Tuesday, February 21, 2012


2-21-2012- ch-ch- changes 

          this is my backyard , so it is a little bit bigger than most peoples backyard it has undergone a major transformation over the years . at one time it was a pig pen , complete w/ a hog house and a hog wallow, which we kept wet so the hogs would be able to keep cool. we actually raised quite a few hogs here on pasture  for what it was worth as it was always tore up from the hogs rooting . we would give them coal to keep them from rooting as we were told they were looking for something besides food ,  the coal would disappear and so now the hogs have disappeared also. unfortunately i am not a good farmer as i care way to much for the animals and treat way to well. i know there is nothing wrong with that until you get ready to send them to a butcher shop or imminent death through a sale barn  . i always feel like i was cheating them . at other times i feel like i did my best to make their lives as comfortable as i could while they were here. as if this was going to give me solace and peace even now . 
         well i am every bit as redneck as the next guy but somewhere  got a heart , never was a hunter , but went along with it as it was a ritual i enjoyed a lot except the killing part. once they were dead i could get over it enough to allow myself to clean the game we acquired that day. i would shoot at stuff but at same time would close my eyes as i shot as if this would stop the killing. well that just about scared the hell out of everyone with me , when we were out. gradually i become more accustomed to the gun shot and remember going hunting  to West Virginia with my brother and dad on dad's old home place. we were squirrel hunting and dad was a stickler for making sure you made no noise while walking through he woods , sneaking up on the squirrels ws something he thought you could do. so you followed in his footsteps doing as he did , well dad and Jim had each nabbed a squirrel as Jim and i split off from dad as we climbed higher into the mountain , and then Jim split off from me and headed up the other side of a ravine till i lost sight of him and dad both. i was determined  to get myself  a squirrel i sat myself down on a log and was quiet and looking about as intently as i could. 
         suddenly off in the distance i see a squirrel tail poking around a tree , first on one side then the other , never quite coming out to where i could get a clear shot and i was ready, i had the gun shouldered and safety was off as my heart raced as i my finger eased onto the trigger determined to get it right this time. and i see the squirrel easing out closer to me on the side of the tree i aimed and as dad always told us took a second look before i squeezed the trigger, and the next second my brother comes out from behind the tree with the squirrel in his hand . i just about died , and dropped the barrel down and was instantly pissed at the ignorance of my brother. really don't know if he was just messing with me or if he was just innocently admiring his squirrel, but why play with it like that. don't know . never asked him . dont care . never went hunting much after that . the though of squeezing a round into my brother was to much for me. from then on i was apprehensive about hunting , and just went along for the fun , never really caring much if i achieved anything more than time out with friends .                 
         i lived in southern Ohio for a time in my life and friends would come to visit me there primarily to go hunting and fishing and of course the drinking associated with the parties we threw back then . guns and beer as well as  water and beer always make for some interesting combinations . it is a wonder no one was killed .seems as if something was wrong with you if you didn't hunt , fish and drink growing up. well that mostly came to an end when i quit drinking for my own good years back. suddenly i wasn't asked to do a lot of things, and it was partially due to my quitting drinking. and for me it was just as well as i really didnt like to hunt , so there was no big loss , except maybe for  a few so called friends who thought i could help them justify their bad habits by imbibing in the spirits. don't miss the headaches , from hangovers , the empty feeling in the bottom of my pocket as i now had to figure out how i was going to make it the rest of the week on nothing , but least of all i don't miss them if they were that shallow to think i was weak. 
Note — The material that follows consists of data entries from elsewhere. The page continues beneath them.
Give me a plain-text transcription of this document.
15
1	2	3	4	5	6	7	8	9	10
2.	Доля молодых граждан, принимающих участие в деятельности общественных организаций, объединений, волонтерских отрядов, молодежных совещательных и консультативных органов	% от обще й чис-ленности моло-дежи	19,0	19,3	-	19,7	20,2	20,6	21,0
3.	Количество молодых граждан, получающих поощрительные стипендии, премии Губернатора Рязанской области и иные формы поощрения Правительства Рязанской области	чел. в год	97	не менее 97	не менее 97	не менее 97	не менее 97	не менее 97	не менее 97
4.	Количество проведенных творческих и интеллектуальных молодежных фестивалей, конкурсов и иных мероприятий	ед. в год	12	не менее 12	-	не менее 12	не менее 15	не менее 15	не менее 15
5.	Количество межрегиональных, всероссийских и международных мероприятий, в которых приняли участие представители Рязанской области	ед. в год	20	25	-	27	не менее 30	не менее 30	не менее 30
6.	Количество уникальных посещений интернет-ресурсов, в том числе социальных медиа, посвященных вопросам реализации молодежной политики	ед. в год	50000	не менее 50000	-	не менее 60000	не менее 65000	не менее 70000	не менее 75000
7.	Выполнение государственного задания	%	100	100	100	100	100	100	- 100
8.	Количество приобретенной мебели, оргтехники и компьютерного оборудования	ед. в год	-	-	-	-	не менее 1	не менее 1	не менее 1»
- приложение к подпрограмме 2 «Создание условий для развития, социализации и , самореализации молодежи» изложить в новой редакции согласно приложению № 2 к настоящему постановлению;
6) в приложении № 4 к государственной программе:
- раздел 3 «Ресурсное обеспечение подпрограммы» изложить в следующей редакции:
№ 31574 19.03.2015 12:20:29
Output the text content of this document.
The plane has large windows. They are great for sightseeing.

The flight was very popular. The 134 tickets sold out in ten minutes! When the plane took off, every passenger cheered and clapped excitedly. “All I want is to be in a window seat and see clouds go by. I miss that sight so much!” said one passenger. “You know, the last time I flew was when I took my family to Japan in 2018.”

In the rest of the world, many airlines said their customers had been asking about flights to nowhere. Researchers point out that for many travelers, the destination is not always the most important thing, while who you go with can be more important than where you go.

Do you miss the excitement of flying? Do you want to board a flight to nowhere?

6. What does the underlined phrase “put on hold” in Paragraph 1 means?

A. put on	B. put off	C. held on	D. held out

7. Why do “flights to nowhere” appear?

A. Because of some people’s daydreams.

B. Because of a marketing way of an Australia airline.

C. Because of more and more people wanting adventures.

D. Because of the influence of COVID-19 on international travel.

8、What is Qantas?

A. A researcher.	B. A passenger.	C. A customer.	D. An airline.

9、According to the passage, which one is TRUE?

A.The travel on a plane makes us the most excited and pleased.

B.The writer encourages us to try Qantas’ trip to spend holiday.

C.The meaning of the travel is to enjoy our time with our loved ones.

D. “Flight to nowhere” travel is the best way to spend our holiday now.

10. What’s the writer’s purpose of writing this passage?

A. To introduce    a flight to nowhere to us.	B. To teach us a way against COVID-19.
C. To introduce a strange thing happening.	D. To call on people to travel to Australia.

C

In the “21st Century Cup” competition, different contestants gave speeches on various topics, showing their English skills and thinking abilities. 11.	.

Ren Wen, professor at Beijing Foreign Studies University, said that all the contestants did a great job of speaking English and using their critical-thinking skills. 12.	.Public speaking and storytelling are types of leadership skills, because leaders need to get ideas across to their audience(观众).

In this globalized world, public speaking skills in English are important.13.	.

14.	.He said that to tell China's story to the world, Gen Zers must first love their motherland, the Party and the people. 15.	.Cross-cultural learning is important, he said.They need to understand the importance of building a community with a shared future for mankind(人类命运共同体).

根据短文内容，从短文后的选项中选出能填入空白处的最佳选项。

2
        as i went along for quite a few years not drinking and not hunting , i came to a point where i began to hate hunting , partially due to the fact i had numerous encounters with hunters that would walk to my grandmas door with guns on their shoulders and ask permission to hunt. a growing distaste with the new hunting crowd of today has grown from encounters such as those. there is a new crowd of people out there that have very little respect for landowners and their game. to me that deer is beef on the hoof if i need it. i don't need it , so i choose not to hunt. that is my right . but today's hunter wants to question why i don't allow him to . it not his property or his choice to make it is mine . i don't tell other people what to do with their land , so please leave me alone and our property alone. 
         so this life is all about changes , instead of going with the flow i went my own way, may not be the best way but it is something i can live with. i look in my backyard and watch the squirrels come and play. babe watches them too. but never stands a chance getting any as they are well to aware of her and disappear up a tree at first chance. life is a beautiful thing and seeing it flourish is a good thing i hope i can see for some time yet.